The Government after independence did not seem to be too inclined to build up a formidable Armed Force, which was evident from the allocation in the defence budgets. And the Navy’s share, after meeting the pressing requirements of the Army and the Air Force, crawled from 4% in 1950/51 to 9% in 1956/57 and 12% in 1959/60, which fell again to 4% in 1964/65 due to the expansion and modernisation of the Army and the Air Force post Chinese aggression.

As against this, Pakistan got substantial assistance from the US (being part of the CENTO and SEATO pacts). Pakistan Navy received two destroyers and eight mine sweepers from the US; the US also paid Britain for refurbishment and delivery of a cruiser and four destroyers to Pakistan.

To counterbalance the growing Pakistani fleet, the Indian Navy procured destroyers from Britain. In Oct 1964, a landmark agreement was signed with Britain for transfer of technology and construction of Leander class frigates in the Mazgaon Docks, Mumbai. This was the first stepping stone towards construction of modern warships in the country.

In May 1965 defence procurement from Britain suddenly took a new turn. Britain, which was thus far the traditional supplier to the Indian Navy, declined India’s request for extension of the credit facility as done for the Leander Frigate Project, for additional destroyers and submarines to be built in a British Shipyard, citing financial constraints. This eventuated the naval acquisitions from the USSR in 1965.

Induction of Russian technology along with the existing British ships (with western technology) soon introduced two different philosophies of exploitation and maintenance. The Navy encountered newer technological challenges. The cost and lead-time for assistance from the overseas Original Equipment Manufacturers (OEMs) often clashed with the operational requirement of the platforms. Teams and units with in-house experts were thus formed to tackle the challenging maintenance issues. This included involvement of academia, institutes, defence PSUs and labs. As a result and over a period, the Navy garnered enormous expertise and confidence to explore warship construction with indigenous design. A Design Cell which was initially established with this objective formally got renamed as the Directorate of Naval Design in 1970, with bigger role and responsibility. The initial design and constructions (between 1972-82) were small Seaward Defence Boats (SDBs) and Landing Craft Utilities (LCUs), which acted as the launch pads to embark on larger scale projects. The Navy mentored and assisted the shipyards, the PSUs and all other stakeholders to iron out their functional and operational philosophies (mismatches) for improved synergy and efficiency. This helped creating efficient production lines in the defence shipyards, resulting in production and induction of a series of new generation capital warships starting from the Godavari and Brahmaputra class frigates to the Delhi and Kolkata class of destroyers, and their state-of-the-art follow-ons.

These indigenous warships are hybrids with the best of the indigenous, Western and Russian technologies. The majority of the weapons and sensors are now either of indigenous design, developed with joint collaboration or manufactured under transfer of technology. This has imparted immense flexibility in terms of efficiency of maintenance and logistics, apart from reducing the reliance on foreign OEMs and savings to the exchequer.

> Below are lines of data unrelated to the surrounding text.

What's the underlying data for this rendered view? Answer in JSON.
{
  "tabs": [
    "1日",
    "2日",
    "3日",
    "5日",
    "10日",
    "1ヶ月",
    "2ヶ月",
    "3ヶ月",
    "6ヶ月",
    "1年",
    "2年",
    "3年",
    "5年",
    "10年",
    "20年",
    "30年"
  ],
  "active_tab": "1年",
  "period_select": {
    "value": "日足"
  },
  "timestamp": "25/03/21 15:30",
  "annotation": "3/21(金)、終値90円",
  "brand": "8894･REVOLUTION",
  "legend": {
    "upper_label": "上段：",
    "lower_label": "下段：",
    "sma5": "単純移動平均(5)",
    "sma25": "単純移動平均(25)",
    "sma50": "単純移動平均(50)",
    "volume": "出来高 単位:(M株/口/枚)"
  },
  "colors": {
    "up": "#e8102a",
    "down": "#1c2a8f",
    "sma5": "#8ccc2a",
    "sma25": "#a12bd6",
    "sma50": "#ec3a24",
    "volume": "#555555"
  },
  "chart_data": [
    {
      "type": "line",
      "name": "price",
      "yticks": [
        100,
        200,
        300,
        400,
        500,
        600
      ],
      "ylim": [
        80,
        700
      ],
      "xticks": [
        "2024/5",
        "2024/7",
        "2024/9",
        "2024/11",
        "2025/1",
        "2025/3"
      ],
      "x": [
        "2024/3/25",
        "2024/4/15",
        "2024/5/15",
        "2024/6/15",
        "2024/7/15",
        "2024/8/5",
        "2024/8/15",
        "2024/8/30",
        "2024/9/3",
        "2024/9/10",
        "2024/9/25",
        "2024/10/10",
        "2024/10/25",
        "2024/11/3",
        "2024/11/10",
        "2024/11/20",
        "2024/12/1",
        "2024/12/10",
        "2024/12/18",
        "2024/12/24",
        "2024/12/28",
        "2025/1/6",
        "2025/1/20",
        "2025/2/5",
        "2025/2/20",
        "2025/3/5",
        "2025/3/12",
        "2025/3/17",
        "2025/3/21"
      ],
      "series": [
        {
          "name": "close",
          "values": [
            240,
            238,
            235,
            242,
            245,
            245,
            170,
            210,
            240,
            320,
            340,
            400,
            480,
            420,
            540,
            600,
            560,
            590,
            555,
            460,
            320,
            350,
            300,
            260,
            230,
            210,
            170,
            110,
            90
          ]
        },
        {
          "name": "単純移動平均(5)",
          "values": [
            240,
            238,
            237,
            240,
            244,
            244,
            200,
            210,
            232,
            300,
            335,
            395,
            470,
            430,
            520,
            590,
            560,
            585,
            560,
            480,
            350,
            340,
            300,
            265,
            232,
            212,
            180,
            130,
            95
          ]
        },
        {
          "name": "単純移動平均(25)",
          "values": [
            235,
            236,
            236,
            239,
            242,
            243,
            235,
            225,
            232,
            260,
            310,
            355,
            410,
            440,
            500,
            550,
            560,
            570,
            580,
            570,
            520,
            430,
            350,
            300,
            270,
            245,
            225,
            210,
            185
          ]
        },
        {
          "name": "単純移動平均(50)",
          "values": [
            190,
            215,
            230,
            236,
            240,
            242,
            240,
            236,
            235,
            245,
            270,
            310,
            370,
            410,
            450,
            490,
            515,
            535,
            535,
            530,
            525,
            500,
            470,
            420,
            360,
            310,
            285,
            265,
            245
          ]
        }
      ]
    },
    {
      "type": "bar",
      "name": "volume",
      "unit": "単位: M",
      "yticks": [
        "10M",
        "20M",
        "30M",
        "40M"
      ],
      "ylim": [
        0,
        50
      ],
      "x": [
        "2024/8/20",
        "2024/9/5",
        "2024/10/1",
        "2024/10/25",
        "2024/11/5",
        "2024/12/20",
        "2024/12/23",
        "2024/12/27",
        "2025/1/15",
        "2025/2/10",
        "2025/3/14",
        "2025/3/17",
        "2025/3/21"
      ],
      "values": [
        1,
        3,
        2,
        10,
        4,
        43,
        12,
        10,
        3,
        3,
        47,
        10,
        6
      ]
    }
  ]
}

Indigenous warship production is a dream come true for the Indian Navy. It is a success story, scripted by generations of unsung heroes; a legacy and a tradition set and drawn by the forebears, which remain un-smudged with time and tide. The infrastructure that exists today in the defence shipyards are so advanced and inspiring that many leading private industries have now replicated similar models and are in the process of constructing warships not only for the Indian Navy, but have also bagged orders for export. The Indian Navy has gifted the nation an industry which very few nations are fortunate to possess. It is imperative that constraints of funds should never be allowed to be a limiting factor in the Navy’s pursuit of ensuring a favourable power balance in the subcontinent and beyond. This will also assist in the sustenance and growth of the Indian shipyards, which have the potential to transform India into one of the global nodes of warship production and export.